Lauro Cabral, instalado em Barbalha, nas proximidades de Juazeiro, exercia a função de agrimensor e, paralelamente, a atividade de fotógrafo. Quando foi informado da chegada de Lampião e de seus homens à Barbalha, decidiu tirar fotografias “sensacionais”. Lauro Cabral propôs a Lampião fotografá-lo com seu grupo, o que muito surpreendeu o bandido. Ele insistiu, explicando-lhe que faria dele um homem célebre, distribuindo suas fotografias à imprensa de todo o Brasil.
As fotografias tiradas em Juazeiro são extremamente variadas. Algumas representam Lampião ao lado de seus irmãos e irmãs, alguns dos quais viviam em Juazeiro. Outras fotografias representam Lampião e seus cangaceiros em posição de combate apontando a arma para um adversário imaginário. As fotografias mais notáveis mostram Lampião trajando o uniforme dos Batalhões Patrióticos, porém usando o famoso lenço preso por um anel, o punhal e a bolsa bandoleira, que lembram que ele pertencia ao cangaço.
A estada de Lampião em Juazeiro, Ceará, em 1926, foi organizada pelo libanês Benjamin Abrahão.

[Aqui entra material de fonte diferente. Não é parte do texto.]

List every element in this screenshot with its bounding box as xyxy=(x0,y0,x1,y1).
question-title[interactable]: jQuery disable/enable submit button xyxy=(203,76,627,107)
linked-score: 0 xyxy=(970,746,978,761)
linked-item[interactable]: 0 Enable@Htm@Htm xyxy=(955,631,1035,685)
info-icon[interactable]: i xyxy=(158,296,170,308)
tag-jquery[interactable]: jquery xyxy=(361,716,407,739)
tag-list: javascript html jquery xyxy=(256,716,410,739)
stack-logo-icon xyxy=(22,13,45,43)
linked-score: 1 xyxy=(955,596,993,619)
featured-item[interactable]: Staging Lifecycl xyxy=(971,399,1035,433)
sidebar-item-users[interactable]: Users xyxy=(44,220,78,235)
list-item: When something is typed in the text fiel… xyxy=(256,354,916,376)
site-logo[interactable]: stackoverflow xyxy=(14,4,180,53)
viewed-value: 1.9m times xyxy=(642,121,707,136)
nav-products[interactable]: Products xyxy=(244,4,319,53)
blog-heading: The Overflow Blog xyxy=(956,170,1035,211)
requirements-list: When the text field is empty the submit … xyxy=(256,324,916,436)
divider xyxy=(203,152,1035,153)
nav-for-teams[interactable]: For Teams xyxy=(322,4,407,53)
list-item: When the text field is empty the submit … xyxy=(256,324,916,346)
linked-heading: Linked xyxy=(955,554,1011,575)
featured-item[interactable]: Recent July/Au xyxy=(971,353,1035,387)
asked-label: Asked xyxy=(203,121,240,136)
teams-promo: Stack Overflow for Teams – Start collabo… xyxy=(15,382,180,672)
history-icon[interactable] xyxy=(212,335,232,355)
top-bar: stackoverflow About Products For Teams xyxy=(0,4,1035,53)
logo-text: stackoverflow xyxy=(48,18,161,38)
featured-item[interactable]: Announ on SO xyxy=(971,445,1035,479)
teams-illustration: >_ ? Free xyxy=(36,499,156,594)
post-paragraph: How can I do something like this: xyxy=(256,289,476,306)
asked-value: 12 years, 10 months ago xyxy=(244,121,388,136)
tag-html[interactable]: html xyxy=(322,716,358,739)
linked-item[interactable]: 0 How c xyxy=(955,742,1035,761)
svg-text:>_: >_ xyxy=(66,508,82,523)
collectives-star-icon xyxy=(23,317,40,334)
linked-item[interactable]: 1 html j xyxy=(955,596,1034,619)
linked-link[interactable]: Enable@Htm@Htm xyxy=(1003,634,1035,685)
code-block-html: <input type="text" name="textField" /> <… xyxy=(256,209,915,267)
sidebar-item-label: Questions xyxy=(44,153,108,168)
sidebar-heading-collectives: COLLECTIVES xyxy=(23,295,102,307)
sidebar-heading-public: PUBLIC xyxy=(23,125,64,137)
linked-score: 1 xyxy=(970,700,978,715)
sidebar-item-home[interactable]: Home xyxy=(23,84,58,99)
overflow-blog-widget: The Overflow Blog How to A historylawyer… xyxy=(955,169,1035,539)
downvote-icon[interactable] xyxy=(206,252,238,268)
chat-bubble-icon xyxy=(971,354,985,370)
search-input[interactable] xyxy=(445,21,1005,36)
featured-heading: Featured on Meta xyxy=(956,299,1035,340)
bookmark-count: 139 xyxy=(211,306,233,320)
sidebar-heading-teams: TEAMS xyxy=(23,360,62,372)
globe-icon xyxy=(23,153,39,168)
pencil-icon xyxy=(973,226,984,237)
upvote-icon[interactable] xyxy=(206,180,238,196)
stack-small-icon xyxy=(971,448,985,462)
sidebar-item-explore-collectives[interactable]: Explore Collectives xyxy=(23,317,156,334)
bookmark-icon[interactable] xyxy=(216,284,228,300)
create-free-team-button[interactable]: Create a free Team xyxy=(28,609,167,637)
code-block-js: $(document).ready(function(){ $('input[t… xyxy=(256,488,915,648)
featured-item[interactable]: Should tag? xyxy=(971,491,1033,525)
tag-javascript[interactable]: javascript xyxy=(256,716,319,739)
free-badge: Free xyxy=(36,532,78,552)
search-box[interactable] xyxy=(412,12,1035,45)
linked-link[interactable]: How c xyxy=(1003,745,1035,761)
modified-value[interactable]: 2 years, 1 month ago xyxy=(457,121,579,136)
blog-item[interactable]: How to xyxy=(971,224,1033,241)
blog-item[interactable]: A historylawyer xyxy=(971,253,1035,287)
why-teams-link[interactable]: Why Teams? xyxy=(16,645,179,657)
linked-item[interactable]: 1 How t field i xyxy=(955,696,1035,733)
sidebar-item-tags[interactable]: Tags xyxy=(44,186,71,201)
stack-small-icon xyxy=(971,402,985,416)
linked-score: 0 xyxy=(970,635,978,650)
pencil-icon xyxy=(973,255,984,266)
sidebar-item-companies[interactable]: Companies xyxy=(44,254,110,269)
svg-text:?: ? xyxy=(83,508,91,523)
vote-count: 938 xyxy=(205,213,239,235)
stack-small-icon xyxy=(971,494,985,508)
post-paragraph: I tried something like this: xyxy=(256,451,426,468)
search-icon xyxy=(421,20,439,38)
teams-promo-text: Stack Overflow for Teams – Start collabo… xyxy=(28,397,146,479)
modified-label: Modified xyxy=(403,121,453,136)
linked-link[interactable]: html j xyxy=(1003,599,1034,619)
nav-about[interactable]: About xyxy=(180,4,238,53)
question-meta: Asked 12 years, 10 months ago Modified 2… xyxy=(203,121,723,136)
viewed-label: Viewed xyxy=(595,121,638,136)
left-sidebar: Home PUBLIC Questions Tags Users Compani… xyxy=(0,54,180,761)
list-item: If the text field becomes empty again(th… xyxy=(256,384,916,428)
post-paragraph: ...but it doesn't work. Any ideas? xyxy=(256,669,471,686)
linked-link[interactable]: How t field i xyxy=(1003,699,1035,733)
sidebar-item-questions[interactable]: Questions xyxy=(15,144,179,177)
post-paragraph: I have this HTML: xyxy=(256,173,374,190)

A partir nos anos 1920, Benjamin se instalou, como comerciante, em Juazeiro, Ceará, e logo em seguida, tornou-se secretário particular de Padre Cícero. Foi coordenador de diversas audiências que o Rei do Cangaço concedeu a notáveis e personalidades da cidade, permitiu ao jornalista Otacílio Macedo entrevistar Lampião e organizou as sessões de pose com os fotógrafos Pedro Maia e Lauro Cabral. Nasceu nessa ocasião o projeto de fazer um filme documentário sobre Lampião.
A partir de 1934, Benjamin Abrahão exerce a função de coiteiro – fornecedor de armas e víveres. Faz muitas vezes o trajeto até Recife, com altas somas destinadas à compra de bebidas caras e munição e, em seguida, desaparece por um tempo no sertão. Essas atividades permitiram-lhe entrar, rapidamente, em contato com o grupo de Lampião e aprovisioná-lo. Tendo tecido laços de amizade com Lampião em Juazeiro, em 1926, não foi difícil ganhar a confiança do cangaceiro.
Após a morte de Padre Cícero, em 1934, Benjamin, desejando filmar e fotografar Lampião, aproxima-se de Ademar Albuquerque, negociante e proprietário da Abafilm – sociedade de difusão de filmes e de venda de material fotográfico e cinematográfico, instalada em Fortaleza. A sociedade Abafilm deveria ser encarregada da difusão do filme consagrado a Lampião em todo o Brasil e no exterior com o apoio da Zeiss – firma alemã de material fotográfico e óptico, instalada no Brasil desde 1920.
Mas, foi somente em 1936 que Benjamin Abrahão pôde concretizar seu desejo de filmar Lampião, após conseguir entrar em contato com ele por intermédio de José Cassis e outros coiteiros do grupo do cangaceiro. Esse filme em preto e branco e em 35 mm foi rodado na caatinga, de junho a outubro de 1936. Os cangaceiros foram filmados no ambiente em que viviam, em suma, em seu território. Por diversas temporadas no sertão, o cineasta viveu com o grupo de Lampião e filmou cenas da vida cotidiana destes.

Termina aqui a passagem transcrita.